Why Machine Learning Models Fail to Fully Capture Epistemic Uncertainty
Sebastián Jiménez, Mira Jürgens, Willem Waegeman
TL;DR
This paper tackles the mismatch between common second-order uncertainty methods and the full epistemic uncertainty in ML models by introducing a fine-grained taxonomy and a simulation-based evaluation framework using a reference distribution that accounts for data and procedural randomness. It provides a regression-specific bias-variance decomposition within this framework and demonstrates that high model bias can cause underestimation of epistemic uncertainty, with bias often being misattributed to aleatoric uncertainty by many methods. Through synthetic experiments and a real NYC taxi dataset, the authors show that typical approaches (e.g., Deep Ensembles) predominantly capture procedural uncertainty and fail to represent data-driven epistemic components, leading to distorted uncertainty partitions. The work highlights the need for task-aware evaluation protocols and full representation of all epistemic sources to obtain reliable and interpretable uncertainty estimates for downstream tasks like active learning and out-of-distribution detection.
Abstract
In recent years various supervised learning methods that disentangle aleatoric and epistemic uncertainty based on second-order distributions have been proposed. We argue that these methods fail to capture critical components of epistemic uncertainty, particularly due to the often-neglected component of model bias.

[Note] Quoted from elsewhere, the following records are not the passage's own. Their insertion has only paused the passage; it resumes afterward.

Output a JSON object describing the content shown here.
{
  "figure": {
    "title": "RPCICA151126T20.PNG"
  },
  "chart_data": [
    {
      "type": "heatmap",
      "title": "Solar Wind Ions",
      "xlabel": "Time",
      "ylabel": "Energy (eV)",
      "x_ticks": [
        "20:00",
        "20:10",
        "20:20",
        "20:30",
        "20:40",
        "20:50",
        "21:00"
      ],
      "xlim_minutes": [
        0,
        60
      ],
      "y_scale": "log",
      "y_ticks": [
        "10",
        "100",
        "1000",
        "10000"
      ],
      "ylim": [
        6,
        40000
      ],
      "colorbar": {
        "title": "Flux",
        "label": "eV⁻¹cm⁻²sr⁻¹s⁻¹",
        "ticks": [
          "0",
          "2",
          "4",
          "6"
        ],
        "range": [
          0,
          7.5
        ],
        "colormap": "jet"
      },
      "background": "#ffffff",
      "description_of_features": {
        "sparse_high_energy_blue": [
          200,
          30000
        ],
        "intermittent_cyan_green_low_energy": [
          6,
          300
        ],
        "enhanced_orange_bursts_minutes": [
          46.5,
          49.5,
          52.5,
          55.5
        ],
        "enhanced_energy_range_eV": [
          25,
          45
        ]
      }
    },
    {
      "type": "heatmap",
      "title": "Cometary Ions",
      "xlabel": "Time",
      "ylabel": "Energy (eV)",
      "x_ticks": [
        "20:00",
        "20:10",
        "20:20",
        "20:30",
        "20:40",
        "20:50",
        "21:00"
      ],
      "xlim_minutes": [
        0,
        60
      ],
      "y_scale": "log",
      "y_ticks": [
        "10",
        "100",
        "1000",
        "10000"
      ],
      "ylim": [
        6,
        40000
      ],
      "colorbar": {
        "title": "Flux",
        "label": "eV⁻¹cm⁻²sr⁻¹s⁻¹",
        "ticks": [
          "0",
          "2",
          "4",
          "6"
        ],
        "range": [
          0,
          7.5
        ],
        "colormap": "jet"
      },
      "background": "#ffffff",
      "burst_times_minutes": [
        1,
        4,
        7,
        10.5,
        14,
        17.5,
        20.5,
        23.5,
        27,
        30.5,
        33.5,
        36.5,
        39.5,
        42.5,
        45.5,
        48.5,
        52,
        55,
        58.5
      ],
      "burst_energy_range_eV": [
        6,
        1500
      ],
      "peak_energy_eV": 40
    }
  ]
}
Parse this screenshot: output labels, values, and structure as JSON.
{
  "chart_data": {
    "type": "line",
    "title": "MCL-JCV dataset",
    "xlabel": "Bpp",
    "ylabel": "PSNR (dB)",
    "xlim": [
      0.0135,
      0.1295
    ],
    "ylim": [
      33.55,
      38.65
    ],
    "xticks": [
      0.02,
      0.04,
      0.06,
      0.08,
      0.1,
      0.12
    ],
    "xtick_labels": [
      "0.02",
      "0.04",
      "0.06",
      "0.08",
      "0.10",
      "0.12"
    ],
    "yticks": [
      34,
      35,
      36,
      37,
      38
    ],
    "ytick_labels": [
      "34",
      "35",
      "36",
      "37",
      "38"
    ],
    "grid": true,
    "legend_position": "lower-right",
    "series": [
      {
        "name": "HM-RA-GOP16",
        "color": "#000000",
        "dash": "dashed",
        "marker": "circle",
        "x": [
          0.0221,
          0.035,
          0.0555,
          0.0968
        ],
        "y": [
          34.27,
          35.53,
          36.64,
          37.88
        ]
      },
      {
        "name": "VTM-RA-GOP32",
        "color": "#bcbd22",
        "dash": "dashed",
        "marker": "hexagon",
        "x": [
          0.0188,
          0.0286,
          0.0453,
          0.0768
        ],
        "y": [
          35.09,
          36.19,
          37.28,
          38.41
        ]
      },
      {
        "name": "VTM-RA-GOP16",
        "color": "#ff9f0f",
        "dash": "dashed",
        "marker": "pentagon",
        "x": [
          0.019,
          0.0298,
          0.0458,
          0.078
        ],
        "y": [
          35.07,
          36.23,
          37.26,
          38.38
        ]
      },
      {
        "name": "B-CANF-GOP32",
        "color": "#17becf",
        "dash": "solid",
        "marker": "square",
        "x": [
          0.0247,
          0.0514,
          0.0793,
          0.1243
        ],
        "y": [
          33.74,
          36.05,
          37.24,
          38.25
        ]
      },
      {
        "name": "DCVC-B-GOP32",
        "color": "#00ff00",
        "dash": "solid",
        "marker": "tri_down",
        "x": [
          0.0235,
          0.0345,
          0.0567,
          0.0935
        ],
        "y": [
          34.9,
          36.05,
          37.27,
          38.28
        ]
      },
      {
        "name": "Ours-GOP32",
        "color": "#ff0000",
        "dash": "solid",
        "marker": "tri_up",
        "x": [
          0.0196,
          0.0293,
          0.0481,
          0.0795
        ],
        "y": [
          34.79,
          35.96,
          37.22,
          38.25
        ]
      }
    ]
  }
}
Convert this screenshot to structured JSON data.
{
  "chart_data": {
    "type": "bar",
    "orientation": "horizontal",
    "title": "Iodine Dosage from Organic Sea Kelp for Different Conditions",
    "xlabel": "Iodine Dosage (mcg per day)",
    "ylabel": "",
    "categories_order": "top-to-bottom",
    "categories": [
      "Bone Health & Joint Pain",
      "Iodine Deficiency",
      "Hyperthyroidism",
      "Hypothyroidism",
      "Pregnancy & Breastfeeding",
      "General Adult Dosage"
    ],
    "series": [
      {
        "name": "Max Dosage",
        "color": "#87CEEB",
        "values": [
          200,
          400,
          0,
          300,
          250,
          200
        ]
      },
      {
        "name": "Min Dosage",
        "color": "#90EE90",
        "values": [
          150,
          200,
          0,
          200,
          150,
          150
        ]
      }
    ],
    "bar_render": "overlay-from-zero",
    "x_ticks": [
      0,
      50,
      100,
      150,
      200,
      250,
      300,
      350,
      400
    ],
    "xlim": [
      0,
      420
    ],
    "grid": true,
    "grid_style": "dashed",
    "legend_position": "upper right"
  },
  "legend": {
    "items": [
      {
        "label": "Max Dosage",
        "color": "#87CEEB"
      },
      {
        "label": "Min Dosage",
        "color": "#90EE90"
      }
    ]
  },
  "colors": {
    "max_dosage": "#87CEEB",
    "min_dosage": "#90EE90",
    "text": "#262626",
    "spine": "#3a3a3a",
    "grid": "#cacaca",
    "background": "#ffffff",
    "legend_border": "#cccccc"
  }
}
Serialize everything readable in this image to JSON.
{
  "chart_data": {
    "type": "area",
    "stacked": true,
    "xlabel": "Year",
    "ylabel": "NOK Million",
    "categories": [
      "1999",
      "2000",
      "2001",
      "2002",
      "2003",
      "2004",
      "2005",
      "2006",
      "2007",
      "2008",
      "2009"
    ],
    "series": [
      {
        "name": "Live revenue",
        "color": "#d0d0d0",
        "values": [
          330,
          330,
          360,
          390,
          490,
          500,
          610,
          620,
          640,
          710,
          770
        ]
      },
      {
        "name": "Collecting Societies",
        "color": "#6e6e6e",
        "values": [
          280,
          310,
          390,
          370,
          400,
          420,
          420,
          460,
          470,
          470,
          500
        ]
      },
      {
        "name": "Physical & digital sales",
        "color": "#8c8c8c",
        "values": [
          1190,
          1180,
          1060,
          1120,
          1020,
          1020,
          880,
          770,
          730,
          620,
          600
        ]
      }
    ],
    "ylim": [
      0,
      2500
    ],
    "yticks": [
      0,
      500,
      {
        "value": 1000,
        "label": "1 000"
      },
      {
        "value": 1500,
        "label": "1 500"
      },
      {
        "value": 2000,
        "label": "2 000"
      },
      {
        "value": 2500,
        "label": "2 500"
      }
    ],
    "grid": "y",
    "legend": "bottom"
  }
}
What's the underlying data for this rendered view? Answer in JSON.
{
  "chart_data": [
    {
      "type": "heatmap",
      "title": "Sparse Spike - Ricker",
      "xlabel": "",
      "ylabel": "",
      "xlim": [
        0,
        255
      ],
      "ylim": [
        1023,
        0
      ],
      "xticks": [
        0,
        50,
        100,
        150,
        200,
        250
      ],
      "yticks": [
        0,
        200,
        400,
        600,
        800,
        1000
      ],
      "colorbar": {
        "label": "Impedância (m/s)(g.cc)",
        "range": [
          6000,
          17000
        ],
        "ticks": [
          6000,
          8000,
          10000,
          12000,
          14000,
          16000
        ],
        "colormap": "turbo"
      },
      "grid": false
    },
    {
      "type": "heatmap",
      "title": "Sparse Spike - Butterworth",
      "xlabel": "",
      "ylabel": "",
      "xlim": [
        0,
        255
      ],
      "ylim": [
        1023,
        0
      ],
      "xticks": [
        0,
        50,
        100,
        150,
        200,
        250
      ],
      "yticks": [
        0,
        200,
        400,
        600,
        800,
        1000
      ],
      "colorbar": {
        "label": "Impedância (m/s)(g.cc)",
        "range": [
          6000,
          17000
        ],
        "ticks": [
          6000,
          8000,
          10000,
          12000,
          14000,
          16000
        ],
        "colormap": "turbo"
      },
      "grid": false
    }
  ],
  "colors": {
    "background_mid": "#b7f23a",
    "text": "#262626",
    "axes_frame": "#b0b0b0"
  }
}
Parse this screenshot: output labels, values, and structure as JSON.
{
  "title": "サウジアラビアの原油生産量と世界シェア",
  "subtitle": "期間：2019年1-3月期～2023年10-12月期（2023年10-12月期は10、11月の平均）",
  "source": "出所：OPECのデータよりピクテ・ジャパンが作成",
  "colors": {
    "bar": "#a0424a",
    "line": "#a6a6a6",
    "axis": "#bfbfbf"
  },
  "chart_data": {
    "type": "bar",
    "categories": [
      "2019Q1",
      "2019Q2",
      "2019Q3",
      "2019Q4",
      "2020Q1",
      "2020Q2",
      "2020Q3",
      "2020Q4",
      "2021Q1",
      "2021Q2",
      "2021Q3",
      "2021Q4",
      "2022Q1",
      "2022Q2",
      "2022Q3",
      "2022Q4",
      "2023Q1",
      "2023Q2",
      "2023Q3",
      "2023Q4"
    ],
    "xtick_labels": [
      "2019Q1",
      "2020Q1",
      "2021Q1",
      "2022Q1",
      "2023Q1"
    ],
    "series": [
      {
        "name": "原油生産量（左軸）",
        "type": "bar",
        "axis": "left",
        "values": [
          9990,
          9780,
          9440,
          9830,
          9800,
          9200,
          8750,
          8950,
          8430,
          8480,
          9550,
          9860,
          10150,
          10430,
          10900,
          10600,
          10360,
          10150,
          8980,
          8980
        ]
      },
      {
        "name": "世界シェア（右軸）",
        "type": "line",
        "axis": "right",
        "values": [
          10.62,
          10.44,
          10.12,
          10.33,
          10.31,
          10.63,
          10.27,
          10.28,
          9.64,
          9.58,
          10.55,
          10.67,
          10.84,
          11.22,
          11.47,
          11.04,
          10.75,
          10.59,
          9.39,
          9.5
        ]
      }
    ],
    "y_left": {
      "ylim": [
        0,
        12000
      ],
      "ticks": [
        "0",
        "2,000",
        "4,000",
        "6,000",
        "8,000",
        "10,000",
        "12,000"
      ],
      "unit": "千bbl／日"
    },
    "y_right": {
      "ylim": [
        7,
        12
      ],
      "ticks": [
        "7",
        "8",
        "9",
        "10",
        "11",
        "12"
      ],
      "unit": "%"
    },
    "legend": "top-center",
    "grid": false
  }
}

To show this, we make use of a more fine-grained taxonomy of epistemic uncertainty sources in machine learning models, and analyse how the classical bias-variance decomposition of the expected prediction error can be decomposed into different parts reflecting these uncertainties. By using a simulation-based evaluation protocol which encompasses epistemic uncertainty due to both procedural- and data-driven uncertainty components, we illustrate that current methods rarely capture the full spectrum of epistemic uncertainty. Through theoretical insights and synthetic experiments, we show that high model bias can lead to misleadingly low estimates of epistemic uncertainty, and common second-order uncertainty quantification methods systematically blur bias-induced errors into aleatoric estimates, thereby underrepresenting epistemic uncertainty. Our findings underscore that meaningful aleatoric estimates are feasible only if all relevant sources of epistemic uncertainty are properly represented.